What is art for? by Tom Marioni

For beauty,
For history,
For decorating apartments,
For people to laugh at,
For imitating nature,
For therapy,
For seeing in a new way,
For an educated audience,
For enlightenment,
For political agendas,
For glorifying the church in the Renaissance,
For glorifying the state under Communism,
For glorifying the rich in capitalism,
For recording society in a poetic way,

Beer, Art, and Philosophy, Tom Marioni


I think MY art is for:
imitating nature
therapy
seeing in a new way
educated audience
enlightenment
and sadly, for decorating apartments.

Tuesday, March 18, 2008

School is Out- rethinking art education today

" Should the art school be a reseach center that enlightens conceptual practices while de-emphasizing skills, or a course of study in entrepreneurship, presentation, strategic thinking, and other matters to prepare young artists for the ruthlessness of the market?"

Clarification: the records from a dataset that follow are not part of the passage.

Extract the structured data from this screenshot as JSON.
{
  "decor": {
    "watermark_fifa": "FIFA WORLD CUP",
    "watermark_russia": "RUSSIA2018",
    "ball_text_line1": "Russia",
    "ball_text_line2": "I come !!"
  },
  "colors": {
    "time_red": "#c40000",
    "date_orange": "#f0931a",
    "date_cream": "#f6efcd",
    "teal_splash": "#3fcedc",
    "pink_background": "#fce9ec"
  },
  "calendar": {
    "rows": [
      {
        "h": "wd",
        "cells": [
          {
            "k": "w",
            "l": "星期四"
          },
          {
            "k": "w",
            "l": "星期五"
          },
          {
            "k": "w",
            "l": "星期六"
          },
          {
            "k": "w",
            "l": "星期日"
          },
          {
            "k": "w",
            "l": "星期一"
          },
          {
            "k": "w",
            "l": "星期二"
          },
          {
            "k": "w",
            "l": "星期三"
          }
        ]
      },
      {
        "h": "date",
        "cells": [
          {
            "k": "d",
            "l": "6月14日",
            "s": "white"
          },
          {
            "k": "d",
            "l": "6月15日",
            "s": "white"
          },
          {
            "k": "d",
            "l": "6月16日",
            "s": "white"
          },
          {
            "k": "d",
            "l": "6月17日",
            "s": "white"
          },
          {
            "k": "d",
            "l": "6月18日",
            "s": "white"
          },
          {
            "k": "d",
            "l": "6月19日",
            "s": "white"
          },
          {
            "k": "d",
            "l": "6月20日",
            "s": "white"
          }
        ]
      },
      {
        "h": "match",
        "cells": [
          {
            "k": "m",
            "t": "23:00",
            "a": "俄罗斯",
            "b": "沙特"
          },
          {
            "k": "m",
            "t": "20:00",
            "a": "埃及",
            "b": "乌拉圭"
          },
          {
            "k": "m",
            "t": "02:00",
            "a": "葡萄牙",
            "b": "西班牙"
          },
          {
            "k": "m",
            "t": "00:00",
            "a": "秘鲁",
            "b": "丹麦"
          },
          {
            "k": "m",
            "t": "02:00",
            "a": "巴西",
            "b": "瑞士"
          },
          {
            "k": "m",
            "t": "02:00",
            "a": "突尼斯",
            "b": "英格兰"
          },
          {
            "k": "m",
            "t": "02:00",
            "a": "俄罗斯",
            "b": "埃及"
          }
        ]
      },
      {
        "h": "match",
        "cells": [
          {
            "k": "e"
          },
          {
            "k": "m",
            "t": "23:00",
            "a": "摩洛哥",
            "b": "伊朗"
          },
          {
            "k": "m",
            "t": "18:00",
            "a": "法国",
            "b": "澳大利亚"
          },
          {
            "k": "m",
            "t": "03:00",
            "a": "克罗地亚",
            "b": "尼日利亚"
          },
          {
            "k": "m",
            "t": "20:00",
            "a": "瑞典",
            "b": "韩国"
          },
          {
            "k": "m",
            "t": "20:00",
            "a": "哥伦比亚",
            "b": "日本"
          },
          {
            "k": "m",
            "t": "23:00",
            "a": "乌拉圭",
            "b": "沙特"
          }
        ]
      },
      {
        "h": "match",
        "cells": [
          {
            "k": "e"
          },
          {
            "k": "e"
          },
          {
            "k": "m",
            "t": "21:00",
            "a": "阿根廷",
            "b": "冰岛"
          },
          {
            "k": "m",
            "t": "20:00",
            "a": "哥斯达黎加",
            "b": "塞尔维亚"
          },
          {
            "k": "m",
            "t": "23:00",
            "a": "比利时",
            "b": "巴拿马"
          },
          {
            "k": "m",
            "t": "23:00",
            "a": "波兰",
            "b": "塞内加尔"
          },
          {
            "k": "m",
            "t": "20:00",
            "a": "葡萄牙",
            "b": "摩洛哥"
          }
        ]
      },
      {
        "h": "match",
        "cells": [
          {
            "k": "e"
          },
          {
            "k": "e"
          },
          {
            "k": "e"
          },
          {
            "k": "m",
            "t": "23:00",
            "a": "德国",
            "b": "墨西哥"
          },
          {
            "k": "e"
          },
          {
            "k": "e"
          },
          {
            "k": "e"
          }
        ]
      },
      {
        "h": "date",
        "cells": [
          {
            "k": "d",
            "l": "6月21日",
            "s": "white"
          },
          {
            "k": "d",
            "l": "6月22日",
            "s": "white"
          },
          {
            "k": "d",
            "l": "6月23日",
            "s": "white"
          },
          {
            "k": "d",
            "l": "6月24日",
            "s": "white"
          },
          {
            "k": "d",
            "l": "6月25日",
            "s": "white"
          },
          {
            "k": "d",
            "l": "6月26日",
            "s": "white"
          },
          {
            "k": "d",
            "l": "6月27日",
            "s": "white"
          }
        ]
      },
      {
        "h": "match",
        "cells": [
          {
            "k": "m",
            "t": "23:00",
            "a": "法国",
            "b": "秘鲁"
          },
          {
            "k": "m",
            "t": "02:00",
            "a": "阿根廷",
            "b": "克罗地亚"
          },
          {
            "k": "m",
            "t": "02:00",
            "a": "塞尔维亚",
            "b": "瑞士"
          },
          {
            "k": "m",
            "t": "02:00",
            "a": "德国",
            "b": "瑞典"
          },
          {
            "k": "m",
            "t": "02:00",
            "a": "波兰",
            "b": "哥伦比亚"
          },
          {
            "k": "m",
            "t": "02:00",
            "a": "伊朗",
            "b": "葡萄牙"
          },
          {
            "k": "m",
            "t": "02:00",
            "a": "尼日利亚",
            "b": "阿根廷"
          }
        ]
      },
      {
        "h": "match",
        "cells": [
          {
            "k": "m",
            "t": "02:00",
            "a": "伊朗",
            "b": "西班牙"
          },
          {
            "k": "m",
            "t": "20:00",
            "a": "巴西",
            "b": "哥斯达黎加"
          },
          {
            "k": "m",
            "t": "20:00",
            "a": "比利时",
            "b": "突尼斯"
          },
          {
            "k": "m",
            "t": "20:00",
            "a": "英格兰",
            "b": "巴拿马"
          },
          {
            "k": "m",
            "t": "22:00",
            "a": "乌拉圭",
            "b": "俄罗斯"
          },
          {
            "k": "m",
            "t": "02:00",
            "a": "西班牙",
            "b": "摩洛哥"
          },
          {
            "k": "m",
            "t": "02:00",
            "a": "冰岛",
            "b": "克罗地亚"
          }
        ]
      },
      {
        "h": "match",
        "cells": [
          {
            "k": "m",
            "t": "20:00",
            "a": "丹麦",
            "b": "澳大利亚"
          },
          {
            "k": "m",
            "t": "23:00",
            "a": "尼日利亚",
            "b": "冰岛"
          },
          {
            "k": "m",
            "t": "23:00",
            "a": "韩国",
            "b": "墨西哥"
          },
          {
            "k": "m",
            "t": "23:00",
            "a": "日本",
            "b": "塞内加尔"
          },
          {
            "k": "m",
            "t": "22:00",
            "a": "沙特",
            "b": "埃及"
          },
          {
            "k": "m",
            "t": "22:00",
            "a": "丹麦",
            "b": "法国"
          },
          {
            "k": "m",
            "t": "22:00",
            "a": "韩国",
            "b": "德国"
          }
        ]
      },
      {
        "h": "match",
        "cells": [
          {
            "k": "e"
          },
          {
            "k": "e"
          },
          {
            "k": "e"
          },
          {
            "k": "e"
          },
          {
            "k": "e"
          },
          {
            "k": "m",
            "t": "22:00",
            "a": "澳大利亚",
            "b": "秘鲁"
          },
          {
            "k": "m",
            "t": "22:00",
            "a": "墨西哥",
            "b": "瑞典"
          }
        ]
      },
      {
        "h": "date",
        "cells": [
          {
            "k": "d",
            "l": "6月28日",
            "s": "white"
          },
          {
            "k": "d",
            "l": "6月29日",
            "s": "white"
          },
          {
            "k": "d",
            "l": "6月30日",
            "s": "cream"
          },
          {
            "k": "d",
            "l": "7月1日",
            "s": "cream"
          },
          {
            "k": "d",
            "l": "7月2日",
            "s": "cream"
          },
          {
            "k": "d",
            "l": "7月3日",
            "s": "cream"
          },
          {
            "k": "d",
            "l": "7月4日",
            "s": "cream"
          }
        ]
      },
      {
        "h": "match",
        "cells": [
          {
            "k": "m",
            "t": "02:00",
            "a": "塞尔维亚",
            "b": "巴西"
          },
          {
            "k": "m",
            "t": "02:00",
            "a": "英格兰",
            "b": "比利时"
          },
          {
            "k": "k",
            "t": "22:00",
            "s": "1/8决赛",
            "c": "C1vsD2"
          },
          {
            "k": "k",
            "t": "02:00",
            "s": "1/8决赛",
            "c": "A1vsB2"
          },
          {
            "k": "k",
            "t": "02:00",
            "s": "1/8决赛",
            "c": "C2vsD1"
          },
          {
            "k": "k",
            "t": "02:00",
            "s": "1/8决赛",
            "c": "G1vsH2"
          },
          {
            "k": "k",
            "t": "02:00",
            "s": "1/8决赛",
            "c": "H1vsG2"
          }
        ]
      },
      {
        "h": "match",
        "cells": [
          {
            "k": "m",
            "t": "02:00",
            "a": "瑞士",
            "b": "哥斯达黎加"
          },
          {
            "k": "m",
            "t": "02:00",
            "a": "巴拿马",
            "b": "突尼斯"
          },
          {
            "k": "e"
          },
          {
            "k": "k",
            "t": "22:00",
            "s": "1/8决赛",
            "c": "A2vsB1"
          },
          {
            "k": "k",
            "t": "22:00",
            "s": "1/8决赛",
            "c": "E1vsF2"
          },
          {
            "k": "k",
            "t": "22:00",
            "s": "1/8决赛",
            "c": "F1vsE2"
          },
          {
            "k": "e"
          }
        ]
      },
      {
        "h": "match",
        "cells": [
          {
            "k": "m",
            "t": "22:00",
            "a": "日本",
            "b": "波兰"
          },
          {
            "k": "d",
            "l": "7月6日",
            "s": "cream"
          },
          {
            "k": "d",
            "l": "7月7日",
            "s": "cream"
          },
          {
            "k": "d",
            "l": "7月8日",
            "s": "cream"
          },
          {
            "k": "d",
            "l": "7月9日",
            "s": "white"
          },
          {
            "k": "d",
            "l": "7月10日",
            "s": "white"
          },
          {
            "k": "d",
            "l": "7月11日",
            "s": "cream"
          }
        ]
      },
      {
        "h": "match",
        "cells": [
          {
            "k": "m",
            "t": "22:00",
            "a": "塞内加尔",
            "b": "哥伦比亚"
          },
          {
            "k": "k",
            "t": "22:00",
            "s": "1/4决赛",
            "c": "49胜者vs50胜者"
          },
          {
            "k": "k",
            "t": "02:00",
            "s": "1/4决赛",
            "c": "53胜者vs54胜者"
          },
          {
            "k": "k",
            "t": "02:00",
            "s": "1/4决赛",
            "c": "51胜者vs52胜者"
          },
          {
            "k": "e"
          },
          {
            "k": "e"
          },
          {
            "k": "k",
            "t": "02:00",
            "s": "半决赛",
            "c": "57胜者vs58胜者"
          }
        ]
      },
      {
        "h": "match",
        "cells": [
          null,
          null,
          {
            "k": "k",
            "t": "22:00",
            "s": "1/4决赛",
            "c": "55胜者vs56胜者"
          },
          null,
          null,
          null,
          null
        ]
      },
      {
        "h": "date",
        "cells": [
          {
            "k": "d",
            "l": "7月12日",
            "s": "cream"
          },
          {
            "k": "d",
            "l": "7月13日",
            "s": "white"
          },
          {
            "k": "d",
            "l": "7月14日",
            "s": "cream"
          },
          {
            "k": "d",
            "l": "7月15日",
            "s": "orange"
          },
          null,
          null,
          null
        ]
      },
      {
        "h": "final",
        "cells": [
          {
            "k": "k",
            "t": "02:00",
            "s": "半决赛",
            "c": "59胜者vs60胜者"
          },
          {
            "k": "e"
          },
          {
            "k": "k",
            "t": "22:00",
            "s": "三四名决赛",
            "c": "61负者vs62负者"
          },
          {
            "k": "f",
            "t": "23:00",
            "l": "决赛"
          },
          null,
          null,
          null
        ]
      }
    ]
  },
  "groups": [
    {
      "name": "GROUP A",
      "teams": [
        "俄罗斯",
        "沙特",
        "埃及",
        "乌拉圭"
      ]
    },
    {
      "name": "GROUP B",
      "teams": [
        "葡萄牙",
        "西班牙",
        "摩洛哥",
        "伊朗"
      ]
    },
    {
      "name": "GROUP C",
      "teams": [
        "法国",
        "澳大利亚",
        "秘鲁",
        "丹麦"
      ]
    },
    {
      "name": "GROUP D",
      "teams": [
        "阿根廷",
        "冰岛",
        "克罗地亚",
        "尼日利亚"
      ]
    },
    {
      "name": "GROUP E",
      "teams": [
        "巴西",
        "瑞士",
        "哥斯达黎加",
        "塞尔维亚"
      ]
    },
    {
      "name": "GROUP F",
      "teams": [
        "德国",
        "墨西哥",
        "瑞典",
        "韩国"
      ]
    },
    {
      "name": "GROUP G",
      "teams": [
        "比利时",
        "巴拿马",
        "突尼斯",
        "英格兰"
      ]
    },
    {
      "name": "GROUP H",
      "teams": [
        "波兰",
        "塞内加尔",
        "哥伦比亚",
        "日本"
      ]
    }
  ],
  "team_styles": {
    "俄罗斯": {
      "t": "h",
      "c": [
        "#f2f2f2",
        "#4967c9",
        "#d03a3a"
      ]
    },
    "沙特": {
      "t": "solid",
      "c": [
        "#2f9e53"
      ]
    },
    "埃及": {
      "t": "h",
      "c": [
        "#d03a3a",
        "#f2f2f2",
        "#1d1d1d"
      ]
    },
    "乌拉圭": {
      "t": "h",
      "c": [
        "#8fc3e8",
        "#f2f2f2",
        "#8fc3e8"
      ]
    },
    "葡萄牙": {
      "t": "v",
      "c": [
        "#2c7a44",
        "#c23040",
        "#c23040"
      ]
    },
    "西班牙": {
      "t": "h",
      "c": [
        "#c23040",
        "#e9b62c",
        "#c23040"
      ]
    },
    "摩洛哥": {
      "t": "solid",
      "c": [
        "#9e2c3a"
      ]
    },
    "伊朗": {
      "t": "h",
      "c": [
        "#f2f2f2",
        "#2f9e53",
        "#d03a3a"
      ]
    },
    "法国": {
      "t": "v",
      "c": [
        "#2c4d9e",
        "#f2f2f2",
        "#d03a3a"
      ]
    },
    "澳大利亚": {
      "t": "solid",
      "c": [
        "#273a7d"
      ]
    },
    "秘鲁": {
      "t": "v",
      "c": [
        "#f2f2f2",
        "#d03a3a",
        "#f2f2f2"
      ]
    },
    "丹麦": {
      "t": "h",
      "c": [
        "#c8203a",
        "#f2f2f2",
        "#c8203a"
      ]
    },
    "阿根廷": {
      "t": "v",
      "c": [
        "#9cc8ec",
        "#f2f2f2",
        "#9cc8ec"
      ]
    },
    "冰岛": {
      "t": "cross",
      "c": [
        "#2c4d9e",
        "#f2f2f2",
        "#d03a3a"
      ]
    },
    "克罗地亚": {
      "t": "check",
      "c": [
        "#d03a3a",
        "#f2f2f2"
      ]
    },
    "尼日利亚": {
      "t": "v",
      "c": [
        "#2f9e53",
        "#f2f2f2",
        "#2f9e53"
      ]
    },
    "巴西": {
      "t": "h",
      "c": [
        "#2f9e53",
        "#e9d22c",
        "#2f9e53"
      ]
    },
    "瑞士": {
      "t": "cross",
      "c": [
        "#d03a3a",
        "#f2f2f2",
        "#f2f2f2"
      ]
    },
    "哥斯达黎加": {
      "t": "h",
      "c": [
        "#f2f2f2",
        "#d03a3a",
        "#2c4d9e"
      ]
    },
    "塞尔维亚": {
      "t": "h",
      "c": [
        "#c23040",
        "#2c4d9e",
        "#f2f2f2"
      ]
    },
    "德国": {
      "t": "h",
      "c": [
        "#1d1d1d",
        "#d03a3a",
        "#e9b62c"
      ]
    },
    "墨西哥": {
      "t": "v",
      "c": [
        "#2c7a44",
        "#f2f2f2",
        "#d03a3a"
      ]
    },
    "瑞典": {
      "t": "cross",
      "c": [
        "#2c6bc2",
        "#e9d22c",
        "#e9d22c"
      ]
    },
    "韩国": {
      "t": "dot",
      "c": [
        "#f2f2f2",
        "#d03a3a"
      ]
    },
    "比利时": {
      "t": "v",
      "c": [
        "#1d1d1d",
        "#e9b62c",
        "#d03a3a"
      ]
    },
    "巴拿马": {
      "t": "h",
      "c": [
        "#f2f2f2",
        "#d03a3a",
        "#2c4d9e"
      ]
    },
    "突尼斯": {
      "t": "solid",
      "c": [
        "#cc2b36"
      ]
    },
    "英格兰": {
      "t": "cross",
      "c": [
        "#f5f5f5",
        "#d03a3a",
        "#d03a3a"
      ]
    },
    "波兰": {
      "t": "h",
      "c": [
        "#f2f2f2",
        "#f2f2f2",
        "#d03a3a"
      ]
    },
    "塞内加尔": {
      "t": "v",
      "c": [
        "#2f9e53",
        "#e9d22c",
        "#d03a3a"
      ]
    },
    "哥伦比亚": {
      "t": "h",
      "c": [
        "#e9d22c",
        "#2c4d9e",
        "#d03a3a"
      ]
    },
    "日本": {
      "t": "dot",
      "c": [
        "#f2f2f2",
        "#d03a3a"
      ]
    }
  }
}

When Form Has Become Attitude- And Beyond Thierry de Duve

TALENT VS. CREATIVITY

"Never, though was art equated with skill. What deserved admiration in the accomplished artist was talent, not craftsmanship. Skill could be acquired, talent could not, since talent was thought of as a gift of nature- a gift, however, which could niether develop nor express itself outside the rules, conventions, and codes provided by the tradition".

"His definition of painting would have been simply: what painters do. That an artist works in the medium of painting means that he questions painting for what it has to say about itself and hasn't said yet. His definition of painting might be: what no painter has done yet".

"....imitation reproduces, invention produces: whereas imitation generates sameness, invention generates otherness: wheres imitation seeks continuity, invention seeks novelty".

"Creativity being the source of invention, the medium, its target, the teacher - who is no longer a master- owes his authority to the very constraints of the medium while he invites the student to transgress the medium's limits in order to prove his creativity".

"Linguistics, semiotics, anthropology, psychoanalysis, Marxism, feminism, structuralism, and post structuralism, in short, "theory" ( or so-called "French theory") entered art schools and succeeded in displacing- sometimes replacing-studio practice while renewing the critical vocabulary and intellectual tools with which to approach the making and the appreciating of art".

Monday, March 17, 2008

Butterflies are free

We talked about this in seminar today, but the reality of the situation is pretty depressing. To be a "successful artist"(if monitary compensation and being the new hot thing is how you define success) is really about the networking game. A lot of mediocre artists make more money than ridiculously talented artists simply based on who they know and it sucks. Yeah, going to Yale for an MFA would be amazing and getting solo shows in Chelsea would be mindblowing, but I'm not sure how I want to define success. How do you become an art dealer?